The sponsor: University of Melbourne

Foundation funding: The Foundation is providing £198.239 in support.

GSK’s contribution: GSK will support the project with its enzymology and high throughput screening platforms and contribute with its past experience working on the P. falciparum Ubiquitin Proteasome System. Additionally, GSK will also provide access to Biosafety Level 3 facilities and to GSK´s collection of proprietary compounds.

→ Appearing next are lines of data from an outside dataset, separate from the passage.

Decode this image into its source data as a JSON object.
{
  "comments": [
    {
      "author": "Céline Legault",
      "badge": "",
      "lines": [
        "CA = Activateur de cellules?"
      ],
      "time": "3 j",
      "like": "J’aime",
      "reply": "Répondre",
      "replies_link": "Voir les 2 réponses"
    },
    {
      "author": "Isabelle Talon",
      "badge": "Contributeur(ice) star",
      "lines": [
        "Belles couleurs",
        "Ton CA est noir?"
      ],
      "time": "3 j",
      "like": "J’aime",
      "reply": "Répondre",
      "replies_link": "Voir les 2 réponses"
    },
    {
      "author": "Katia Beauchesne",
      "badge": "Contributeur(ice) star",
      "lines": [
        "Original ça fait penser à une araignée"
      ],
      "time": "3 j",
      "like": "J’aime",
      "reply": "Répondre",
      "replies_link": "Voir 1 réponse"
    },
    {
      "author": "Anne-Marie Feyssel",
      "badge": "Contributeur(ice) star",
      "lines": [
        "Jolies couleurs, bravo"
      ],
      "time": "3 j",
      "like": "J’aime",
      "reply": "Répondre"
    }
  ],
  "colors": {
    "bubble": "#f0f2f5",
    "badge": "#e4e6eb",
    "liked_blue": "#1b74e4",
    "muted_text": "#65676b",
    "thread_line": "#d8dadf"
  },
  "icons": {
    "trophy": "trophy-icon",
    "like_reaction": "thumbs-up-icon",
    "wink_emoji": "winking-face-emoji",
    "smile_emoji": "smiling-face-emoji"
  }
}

Project Description: Current antimalarial control is highly dependent on Artemisinin-based Combination Therapies (ACTs), which makes the emergence of artemisinin (ART) resistance extremely concerning. This situation highlights the need to identify new drugs targeting different mechanisms in the parasite. The proteasome is a validated target for malaria. Inhibitors of the proteasome show parasiticidal activity against both ART sensitive and resistant parasites, and are active both against sexual and asexual intraerythroctyic stages, as well as liver stages. Moreover, the Leann Tilley lab has demonstrated that inhibitors of the proteasome strongly synergize ART-mediated killing of P. falciparum, being also suitable for combination therapies.

The objective of this Open Lab project is to undertake a screening campaign to identify P. falciparum-specific proteasome inhibitors, thereby avoiding any toxicity associated with inhibition of the human proteasome. An extensive compound characterization will be performed, determining the parasitological profile and the mechanism of action applying tools developed in parallel during the project.